Dans cette querelle d'Anciens contre les Modernes, Donnet se sent du bon côté: "Mon combat est aussi celui d'un capitalisme transparent contre un autoritarisme désuet," dit-il. Quoi qu'il advienne, cet amoureux de l'Italie ne quittera pas Venise. Il a acheté un appartement donnant sur l'église San Giacomo dall'Orio. "Les places vénitiennes concentrent l'âme de la ville, observe-t-il. Les enfants y jouent, surveillés par leurs grands-parents." Il y reconnaît l'ordre des anciens jours: une autre forme de beauté qui sauve le monde.
TRAJECTOIRE ASSURÉE
(Collection Personnelle)
1960: Naît à Suresnes.
1980: Admis à l'école Polytechnique.
1985: Commence au sein d'Axa.
2007: Directeur général du capital investissement de Wendel pour la zone Asie-Pacifique.
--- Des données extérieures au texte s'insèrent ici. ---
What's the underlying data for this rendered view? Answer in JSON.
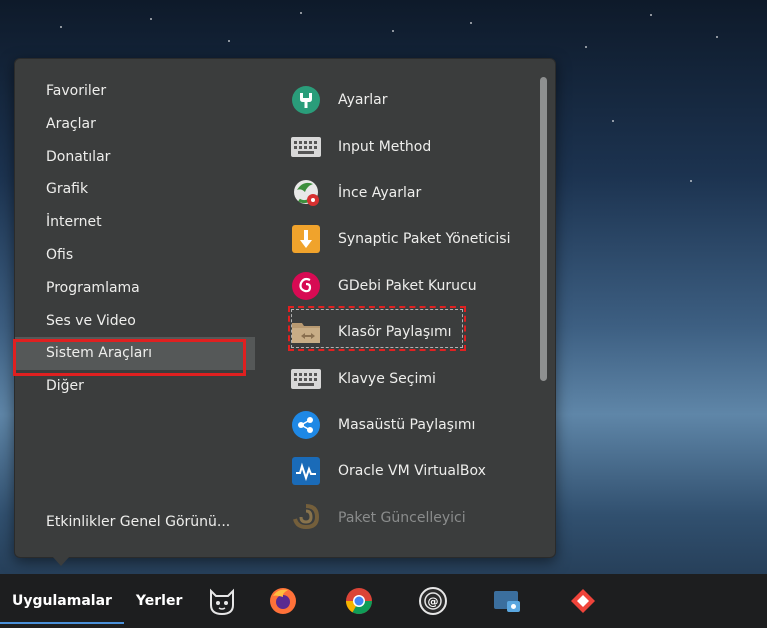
{
  "categories": [
    {
      "label": "Favoriler"
    },
    {
      "label": "Araçlar"
    },
    {
      "label": "Donatılar"
    },
    {
      "label": "Grafik"
    },
    {
      "label": "İnternet"
    },
    {
      "label": "Ofis"
    },
    {
      "label": "Programlama"
    },
    {
      "label": "Ses ve Video"
    },
    {
      "label": "Sistem Araçları",
      "selected": true
    },
    {
      "label": "Diğer"
    }
  ],
  "overview_label": "Etkinlikler Genel Görünü...",
  "apps": [
    {
      "label": "Ayarlar",
      "icon": "settings-icon"
    },
    {
      "label": "Input Method",
      "icon": "keyboard-icon"
    },
    {
      "label": "İnce Ayarlar",
      "icon": "tweaks-icon"
    },
    {
      "label": "Synaptic Paket Yöneticisi",
      "icon": "synaptic-icon"
    },
    {
      "label": "GDebi Paket Kurucu",
      "icon": "gdebi-icon"
    },
    {
      "label": "Klasör Paylaşımı",
      "icon": "folder-share-icon",
      "highlighted": true
    },
    {
      "label": "Klavye Seçimi",
      "icon": "keyboard-icon"
    },
    {
      "label": "Masaüstü Paylaşımı",
      "icon": "desktop-share-icon"
    },
    {
      "label": "Oracle VM VirtualBox",
      "icon": "virtualbox-icon"
    },
    {
      "label": "Paket Güncelleyici",
      "icon": "updater-icon",
      "dimmed": true
    }
  ],
  "taskbar": {
    "applications_label": "Uygulamalar",
    "places_label": "Yerler",
    "launchers": [
      "pardus-icon",
      "firefox-icon",
      "chrome-icon",
      "mail-icon",
      "screenshot-icon",
      "anydesk-icon"
    ]
  },
  "colors": {
    "highlight": "#e02020",
    "menu_bg": "#3b3d3d",
    "selected_bg": "#555858",
    "taskbar_bg": "#1d1e1f"
  }
}
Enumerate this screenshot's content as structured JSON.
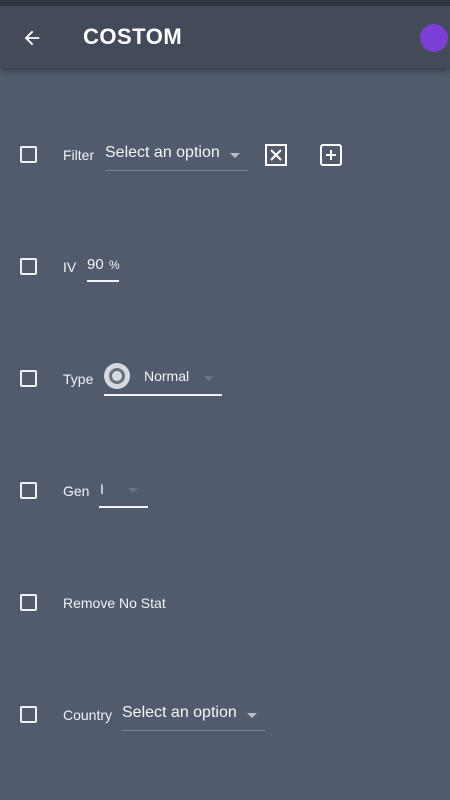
{
  "header": {
    "title": "COSTOM"
  },
  "filter_row": {
    "label": "Filter",
    "select_value": "Select an option"
  },
  "iv_row": {
    "label": "IV",
    "value": "90",
    "unit": "%"
  },
  "type_row": {
    "label": "Type",
    "value": "Normal"
  },
  "gen_row": {
    "label": "Gen",
    "value": "I"
  },
  "remove_row": {
    "label": "Remove No Stat"
  },
  "country_row": {
    "label": "Country",
    "select_value": "Select an option"
  },
  "colors": {
    "background": "#525b6d",
    "appbar": "#434a58",
    "accent": "#7b3fd6"
  },
  "icons": {
    "back": "arrow-left-icon",
    "clear": "close-box-icon",
    "add": "plus-box-icon",
    "type": "normal-type-icon",
    "dropdown": "caret-down-icon"
  }
}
2013: Directeur général de Generali Italie.
2016: Prend la tête du groupe Generali.
2022: Candidat à un troisième mandat à la tête de Generali.
Donnet encerclé
1. En 1980, à Polytechnique. Philippe Donnet a fait partie du club de rugby de l'école, tout comme l'un de ses aînés, Claude Bébéar, charismatique leader d'Axa qui deviendra son mentor. (Collection personnelle)
2. En mai 2014, au Festival de Cannes, avec Hugues Lechanoine (ex-Baron Philippe de Rothschild) et l'actrice Eva Green. Donnet vient alors tout juste d'entrer au capital de Joanne, premier distributeur de vin à Bordeaux. (L. Roux/Fdc14/Visual Press Agency)
3. En avril 2017, lors d'une réunion d'actionnaires à Trieste, avec Francesco Gaetano Caltagirone. Le milliardaire, proche de Berlusconi, n'a pas supporté que Donnet ait refusé de lui prêter allégeance quand il a été nommé directeur général. (R. Casilli/Reuters)
4. En avril 2019, à l'inauguration de la tour Generali, avec le top management du groupe. Dans un nouveau quartier de Milan, ce bâtiment contraste avec le siège historique à Venise, un palais de plusieurs centaines d'années. (Independent Photo Agency Srl/Alamy Stock Photo/Hemis.fr)
5. Leonardo Del Vecchio et Luciano Cirinà. Le président d'Essilor-Luxottica a créé une liste "secrète" de managers, dont l'ex-responsable de Generali Europe de l'Est fait partie, pour remplacer Donnet. (F. Bouchon/Le Figaro - A. Vitvitsky/Sputnik/Sipa)
Ce qu'ils disent de lui
Jean-Laurent Granier, directeur général de Generali France: "Philippe Donnet est un bon vivant, courageux et empathique. Il est plus sérieux qu'il n'y paraît."
Un ami: "Il ne se comporte pas avec la supériorité de son intelligence."
Un ancien de Generali: "Être remis en question quand on est dirigeant fait partie des règles du jeu. Le prochain mandat de Philippe Donnet sera exigeant."
Un investisseur: "Il a beaucoup d'ambition et de talent politiques.
C'est un chat souple qui sait retomber sur ses pattes."
Un banquier d'affaires: "Faire le procès de Generali en belle endormie est un peu dur. La compagnie n'est pas dans une situation où elle peut croître aussi vite qu'un Axa ou qu'un Allianz.
L'actionnariat est verrouillé; les propositions de grands plans internationaux qui le dilueraient provoquent des levées de boucliers; et l'entreprise doit régulièrement remettre au pot de l'économie italienne."
Un entrepreneur: "Philippe Donnet est un chasseur, style veste en tweed et cigare… Il sait poser des pièges mieux que personne et il est prêt à tirer sur quiconque se dresserait contre lui."